We were now in The Netherlands, country number 13. We were also in Holland, which I learned is a region in The Netherlands, not an alternate name for the country.
Risa read about a great place to see windmills, which I guess are a bit of a symbol of Netherlands. This particular site is UNESCO listed, featuring a dozen-or-so original windmills. I later learned that they were built to pump water from low-lying areas, rather than crush wheat or other manual tasks.
There was free parking on the opposite side of town. There wasn’t much else to see in town, so we walked on by the small shops and restaurants to the main attraction, which was visible from quite some distance, thanks to the flat and treeless landscape. It wasn’t great weather, but the rain was holding for the time being.
The site was free to enter, but if you wished to visit the museums, or step inside the windmills, you required a ticket. It was a little expensive, so we were more than happy from observing from the outside. There was a long walk down one of the canals, slowly taking us past the windmills. It was surprisingly (for me) how busy it was, with a constant flow of tours and heading up and down the walkway.
Most of the windmills had had their sails removed, but some were operating, and turning surprisingly fast in this moderate wind. There was something beautiful about their strange shape, and for the first time, I started to understand what Don Quixote saw in these giants. They started to feel alive, like sentient robots, patiently waiting. Maybe I’m channelling Dr. Who vibes.
As beautiful as the area was, and it was very beautiful, it was surrounded by industrial complexes, which brought any imagination about 18th Century life crashing back into reality.
The dark clouds we’d left behind in Belgium had caught us, as had the rain. Thankfully we were close to our van by the time it hit. We also got to experience a Dutch traffic jam, waiting patiently on the motorway for the bridge to lower. At first, it felt like a scene from Inception. It soon got boring, however.
Our guidebook said that this part of The Netherlands, between Rotterdam and Amsterdam, Randstad, is one of the most densely populated places in the world (or maybe Europe). However, it was hard to see that, with plenty of fields and open space, and only moderately dense cities. There were however enormous multi-lane (and free) roads, so there must be quite a lot of people moving around this area in peak hour.

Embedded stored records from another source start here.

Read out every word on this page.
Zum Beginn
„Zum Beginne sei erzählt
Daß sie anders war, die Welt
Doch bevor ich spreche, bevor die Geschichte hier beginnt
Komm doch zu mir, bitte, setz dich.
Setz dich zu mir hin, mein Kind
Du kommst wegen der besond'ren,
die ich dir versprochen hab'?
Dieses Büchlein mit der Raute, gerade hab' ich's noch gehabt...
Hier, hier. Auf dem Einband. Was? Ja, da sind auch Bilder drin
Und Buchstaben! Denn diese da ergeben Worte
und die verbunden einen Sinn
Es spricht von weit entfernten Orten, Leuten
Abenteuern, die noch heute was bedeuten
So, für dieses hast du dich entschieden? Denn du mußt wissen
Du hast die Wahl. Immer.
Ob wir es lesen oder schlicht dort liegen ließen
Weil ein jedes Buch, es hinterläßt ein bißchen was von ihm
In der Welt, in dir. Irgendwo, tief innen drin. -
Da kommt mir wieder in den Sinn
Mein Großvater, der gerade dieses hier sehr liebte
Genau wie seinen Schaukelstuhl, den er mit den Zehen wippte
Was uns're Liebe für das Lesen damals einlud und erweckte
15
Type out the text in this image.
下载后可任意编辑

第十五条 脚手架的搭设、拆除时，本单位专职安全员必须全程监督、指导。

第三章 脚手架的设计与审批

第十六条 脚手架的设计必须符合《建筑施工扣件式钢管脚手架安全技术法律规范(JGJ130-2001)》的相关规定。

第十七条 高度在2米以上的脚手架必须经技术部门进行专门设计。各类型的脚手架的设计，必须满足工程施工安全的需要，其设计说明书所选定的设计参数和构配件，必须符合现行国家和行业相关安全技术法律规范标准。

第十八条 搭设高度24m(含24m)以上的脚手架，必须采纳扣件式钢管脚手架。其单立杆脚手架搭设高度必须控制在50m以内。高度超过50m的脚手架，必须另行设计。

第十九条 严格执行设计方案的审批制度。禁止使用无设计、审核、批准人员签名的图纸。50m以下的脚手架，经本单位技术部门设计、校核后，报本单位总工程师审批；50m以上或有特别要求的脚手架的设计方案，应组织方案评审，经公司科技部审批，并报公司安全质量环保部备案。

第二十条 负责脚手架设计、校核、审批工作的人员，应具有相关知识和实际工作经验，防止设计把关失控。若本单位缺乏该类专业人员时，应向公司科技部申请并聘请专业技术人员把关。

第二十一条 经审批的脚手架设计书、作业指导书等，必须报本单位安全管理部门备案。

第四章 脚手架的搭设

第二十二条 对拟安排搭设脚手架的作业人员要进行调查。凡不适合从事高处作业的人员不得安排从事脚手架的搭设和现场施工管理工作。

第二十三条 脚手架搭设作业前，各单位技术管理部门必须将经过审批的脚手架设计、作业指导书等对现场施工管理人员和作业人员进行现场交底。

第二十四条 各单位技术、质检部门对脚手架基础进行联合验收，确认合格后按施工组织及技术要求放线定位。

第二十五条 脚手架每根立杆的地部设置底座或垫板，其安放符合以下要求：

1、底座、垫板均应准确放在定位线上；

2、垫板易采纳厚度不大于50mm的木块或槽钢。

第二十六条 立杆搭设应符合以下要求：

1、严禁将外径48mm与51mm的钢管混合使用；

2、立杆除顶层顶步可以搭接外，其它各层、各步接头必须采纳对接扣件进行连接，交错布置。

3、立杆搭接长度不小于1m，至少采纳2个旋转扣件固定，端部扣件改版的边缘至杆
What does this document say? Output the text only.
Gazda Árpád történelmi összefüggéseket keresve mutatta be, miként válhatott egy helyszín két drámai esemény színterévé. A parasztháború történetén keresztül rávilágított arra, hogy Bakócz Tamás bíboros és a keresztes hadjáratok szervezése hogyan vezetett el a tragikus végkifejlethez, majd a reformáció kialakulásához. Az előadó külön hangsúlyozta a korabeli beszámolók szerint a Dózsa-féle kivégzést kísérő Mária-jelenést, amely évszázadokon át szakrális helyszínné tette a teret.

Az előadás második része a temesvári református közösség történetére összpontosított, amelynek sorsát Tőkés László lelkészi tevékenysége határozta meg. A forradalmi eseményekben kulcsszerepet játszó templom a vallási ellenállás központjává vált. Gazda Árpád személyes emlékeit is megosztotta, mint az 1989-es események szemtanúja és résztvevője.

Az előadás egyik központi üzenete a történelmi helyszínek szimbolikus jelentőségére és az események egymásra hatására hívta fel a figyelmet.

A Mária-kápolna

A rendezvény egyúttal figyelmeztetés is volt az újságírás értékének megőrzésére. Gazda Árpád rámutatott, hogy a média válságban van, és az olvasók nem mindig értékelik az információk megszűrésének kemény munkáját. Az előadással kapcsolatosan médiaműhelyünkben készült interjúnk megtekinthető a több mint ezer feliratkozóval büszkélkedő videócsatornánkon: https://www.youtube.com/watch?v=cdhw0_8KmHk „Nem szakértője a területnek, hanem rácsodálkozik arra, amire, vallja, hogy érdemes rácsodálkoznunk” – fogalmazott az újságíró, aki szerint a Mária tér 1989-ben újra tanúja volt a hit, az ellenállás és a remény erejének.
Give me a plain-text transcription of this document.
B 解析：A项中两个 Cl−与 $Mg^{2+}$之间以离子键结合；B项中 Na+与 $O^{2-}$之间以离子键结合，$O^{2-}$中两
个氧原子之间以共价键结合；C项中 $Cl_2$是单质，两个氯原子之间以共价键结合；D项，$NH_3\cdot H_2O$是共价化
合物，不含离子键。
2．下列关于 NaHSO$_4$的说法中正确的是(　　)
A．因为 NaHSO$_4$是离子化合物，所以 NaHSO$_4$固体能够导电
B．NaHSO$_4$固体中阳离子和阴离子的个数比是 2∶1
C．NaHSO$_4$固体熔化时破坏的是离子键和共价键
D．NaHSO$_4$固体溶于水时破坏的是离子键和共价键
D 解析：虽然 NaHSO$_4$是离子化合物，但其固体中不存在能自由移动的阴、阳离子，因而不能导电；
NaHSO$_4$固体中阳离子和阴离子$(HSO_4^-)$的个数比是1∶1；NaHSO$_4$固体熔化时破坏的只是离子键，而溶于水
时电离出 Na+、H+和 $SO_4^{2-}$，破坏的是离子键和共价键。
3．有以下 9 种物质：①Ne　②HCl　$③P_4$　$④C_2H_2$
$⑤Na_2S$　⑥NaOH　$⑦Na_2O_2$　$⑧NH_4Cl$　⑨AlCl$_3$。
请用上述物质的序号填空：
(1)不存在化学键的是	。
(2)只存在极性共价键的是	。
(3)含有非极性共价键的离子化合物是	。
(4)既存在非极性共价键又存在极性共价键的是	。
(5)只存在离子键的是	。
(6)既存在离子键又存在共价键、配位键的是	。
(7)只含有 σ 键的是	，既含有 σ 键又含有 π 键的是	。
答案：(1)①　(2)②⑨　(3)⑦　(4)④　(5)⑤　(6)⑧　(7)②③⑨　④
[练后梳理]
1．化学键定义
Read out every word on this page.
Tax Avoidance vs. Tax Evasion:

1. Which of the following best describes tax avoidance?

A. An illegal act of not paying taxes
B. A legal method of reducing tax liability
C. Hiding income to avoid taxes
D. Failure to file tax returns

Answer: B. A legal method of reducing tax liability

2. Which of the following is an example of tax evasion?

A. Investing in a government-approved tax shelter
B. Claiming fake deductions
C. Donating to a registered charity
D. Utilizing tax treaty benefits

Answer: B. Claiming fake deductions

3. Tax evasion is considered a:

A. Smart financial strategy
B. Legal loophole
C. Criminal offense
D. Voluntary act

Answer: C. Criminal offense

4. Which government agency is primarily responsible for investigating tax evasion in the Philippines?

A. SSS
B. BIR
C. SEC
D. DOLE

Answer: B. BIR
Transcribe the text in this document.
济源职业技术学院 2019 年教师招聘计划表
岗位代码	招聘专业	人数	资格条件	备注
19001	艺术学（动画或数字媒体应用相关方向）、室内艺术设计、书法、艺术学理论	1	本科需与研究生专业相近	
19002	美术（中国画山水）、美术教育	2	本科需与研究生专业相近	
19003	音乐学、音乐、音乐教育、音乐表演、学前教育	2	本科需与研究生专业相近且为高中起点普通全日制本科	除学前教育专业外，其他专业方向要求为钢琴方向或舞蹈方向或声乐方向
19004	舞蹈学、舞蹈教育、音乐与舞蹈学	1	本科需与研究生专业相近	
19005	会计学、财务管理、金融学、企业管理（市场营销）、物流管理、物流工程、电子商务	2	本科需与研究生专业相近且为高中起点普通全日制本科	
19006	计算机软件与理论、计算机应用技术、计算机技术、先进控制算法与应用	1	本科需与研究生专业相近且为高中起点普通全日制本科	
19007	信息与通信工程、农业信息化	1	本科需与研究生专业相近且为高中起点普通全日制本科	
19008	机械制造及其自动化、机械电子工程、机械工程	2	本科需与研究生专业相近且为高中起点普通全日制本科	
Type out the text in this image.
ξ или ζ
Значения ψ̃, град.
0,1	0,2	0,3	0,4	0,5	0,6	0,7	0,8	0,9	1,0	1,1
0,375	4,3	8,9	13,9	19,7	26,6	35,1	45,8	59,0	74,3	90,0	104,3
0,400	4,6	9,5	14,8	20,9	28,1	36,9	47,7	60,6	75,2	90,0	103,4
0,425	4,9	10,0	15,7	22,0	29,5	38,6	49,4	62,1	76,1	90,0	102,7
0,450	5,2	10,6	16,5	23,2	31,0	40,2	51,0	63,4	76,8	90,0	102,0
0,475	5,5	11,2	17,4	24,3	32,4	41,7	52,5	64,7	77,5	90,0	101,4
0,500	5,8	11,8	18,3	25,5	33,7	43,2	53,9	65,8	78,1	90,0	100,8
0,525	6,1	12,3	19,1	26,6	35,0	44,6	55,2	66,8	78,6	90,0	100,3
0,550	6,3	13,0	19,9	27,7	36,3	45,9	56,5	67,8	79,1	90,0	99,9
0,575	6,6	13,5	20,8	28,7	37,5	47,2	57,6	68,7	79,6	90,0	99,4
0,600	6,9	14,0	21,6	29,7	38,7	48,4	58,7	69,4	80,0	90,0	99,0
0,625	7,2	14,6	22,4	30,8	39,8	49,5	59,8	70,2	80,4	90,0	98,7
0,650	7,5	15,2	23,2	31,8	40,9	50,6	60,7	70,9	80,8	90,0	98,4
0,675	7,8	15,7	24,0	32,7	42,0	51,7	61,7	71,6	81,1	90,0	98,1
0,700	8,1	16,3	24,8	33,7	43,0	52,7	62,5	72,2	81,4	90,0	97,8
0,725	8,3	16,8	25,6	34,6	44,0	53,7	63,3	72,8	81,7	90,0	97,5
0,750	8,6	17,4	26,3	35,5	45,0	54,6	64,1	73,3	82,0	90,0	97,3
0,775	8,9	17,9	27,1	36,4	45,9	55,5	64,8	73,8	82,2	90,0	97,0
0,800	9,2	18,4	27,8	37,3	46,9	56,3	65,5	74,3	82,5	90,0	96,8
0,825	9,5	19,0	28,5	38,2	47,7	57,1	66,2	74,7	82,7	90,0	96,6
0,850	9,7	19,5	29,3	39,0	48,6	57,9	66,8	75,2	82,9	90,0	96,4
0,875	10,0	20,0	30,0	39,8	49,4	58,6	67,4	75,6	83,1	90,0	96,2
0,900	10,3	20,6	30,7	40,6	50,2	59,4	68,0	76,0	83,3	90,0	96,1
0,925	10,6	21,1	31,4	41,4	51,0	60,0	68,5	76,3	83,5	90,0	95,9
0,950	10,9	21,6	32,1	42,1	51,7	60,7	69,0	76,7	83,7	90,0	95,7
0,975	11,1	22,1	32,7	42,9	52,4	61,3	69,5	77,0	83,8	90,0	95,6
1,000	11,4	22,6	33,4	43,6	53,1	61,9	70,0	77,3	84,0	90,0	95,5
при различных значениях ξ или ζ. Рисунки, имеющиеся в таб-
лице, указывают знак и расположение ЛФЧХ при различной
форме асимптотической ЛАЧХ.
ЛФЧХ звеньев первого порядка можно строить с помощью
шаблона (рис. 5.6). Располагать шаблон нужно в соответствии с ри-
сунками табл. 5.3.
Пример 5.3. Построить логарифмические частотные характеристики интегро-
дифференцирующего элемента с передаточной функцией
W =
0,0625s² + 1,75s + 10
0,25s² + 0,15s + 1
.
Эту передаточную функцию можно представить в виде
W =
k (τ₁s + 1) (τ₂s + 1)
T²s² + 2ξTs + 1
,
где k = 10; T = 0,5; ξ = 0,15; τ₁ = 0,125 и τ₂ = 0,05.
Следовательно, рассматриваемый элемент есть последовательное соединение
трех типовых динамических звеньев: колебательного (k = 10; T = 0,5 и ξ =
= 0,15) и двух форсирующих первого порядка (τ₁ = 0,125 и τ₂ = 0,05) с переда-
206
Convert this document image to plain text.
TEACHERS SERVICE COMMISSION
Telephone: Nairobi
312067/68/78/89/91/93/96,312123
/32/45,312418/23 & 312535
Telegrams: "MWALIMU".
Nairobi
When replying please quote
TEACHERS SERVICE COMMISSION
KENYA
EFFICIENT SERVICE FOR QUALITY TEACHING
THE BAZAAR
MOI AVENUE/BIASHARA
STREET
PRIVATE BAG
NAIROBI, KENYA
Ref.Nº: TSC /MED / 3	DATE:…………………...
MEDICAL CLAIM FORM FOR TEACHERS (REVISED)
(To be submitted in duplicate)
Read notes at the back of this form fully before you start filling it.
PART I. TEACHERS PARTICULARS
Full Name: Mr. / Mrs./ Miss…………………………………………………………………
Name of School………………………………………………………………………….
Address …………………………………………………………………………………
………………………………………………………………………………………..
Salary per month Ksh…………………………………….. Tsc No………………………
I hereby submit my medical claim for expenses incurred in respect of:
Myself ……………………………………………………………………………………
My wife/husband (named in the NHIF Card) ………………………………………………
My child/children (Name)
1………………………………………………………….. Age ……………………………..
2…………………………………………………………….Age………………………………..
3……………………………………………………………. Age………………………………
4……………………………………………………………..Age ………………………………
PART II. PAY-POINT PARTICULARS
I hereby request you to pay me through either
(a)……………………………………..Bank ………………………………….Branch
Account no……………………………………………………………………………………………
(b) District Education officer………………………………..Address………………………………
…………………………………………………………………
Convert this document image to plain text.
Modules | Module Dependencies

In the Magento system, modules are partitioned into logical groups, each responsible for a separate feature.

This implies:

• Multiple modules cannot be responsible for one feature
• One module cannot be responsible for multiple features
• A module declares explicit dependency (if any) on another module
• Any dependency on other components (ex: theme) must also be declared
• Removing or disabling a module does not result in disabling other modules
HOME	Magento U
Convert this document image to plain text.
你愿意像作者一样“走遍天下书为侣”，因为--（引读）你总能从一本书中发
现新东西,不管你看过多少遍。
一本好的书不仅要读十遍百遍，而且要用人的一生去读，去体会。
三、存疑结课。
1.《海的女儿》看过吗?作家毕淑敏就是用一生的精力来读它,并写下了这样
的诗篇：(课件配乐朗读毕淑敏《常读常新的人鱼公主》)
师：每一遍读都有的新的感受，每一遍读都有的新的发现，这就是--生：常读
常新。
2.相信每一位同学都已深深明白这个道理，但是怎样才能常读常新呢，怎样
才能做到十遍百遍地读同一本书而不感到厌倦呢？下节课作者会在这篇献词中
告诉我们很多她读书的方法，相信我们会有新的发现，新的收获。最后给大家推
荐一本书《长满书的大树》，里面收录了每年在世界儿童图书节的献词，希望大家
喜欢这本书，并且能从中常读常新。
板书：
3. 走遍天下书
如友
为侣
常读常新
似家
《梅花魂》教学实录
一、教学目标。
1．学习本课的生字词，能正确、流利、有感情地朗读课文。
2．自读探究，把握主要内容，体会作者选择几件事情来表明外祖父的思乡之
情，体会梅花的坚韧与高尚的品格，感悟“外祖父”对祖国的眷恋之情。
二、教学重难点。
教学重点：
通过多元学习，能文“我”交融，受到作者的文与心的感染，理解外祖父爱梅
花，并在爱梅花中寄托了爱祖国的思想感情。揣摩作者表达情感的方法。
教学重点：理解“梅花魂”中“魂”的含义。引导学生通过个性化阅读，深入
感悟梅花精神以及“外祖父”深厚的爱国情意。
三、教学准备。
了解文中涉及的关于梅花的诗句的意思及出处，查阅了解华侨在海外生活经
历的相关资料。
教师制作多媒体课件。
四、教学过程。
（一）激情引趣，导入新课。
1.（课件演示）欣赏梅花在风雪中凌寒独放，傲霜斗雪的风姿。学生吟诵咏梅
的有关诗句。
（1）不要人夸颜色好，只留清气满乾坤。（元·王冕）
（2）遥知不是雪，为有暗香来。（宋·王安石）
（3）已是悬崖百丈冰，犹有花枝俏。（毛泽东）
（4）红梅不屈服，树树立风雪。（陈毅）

We made a stop here in Leiden as it was described as a beautiful historic town, and seemed like a good deviation on the way to Amsterdam. We wandered around the canals, and the wide high streets, and weren’t immediately wowed with what we saw. Not like we were in Belgium in Brussels, Bruges and Ghent. Little by little, it grew on us, as we continued to attempt to get lost in the smaller alleys in the old town, but we never fell in love with Leiden.
There was an interesting art feel to the town, with Mondrian designs on buildings, and a large De Stijl gallery outside the old church.
I think the walks along the canals were the highlight for me in our quick visit. They were wide, and lined with a variety of different styles of pretty houses. We walked past a kebab restaurant, and couldn’t resist the temptation of eating a kebab, and staring out along the canals.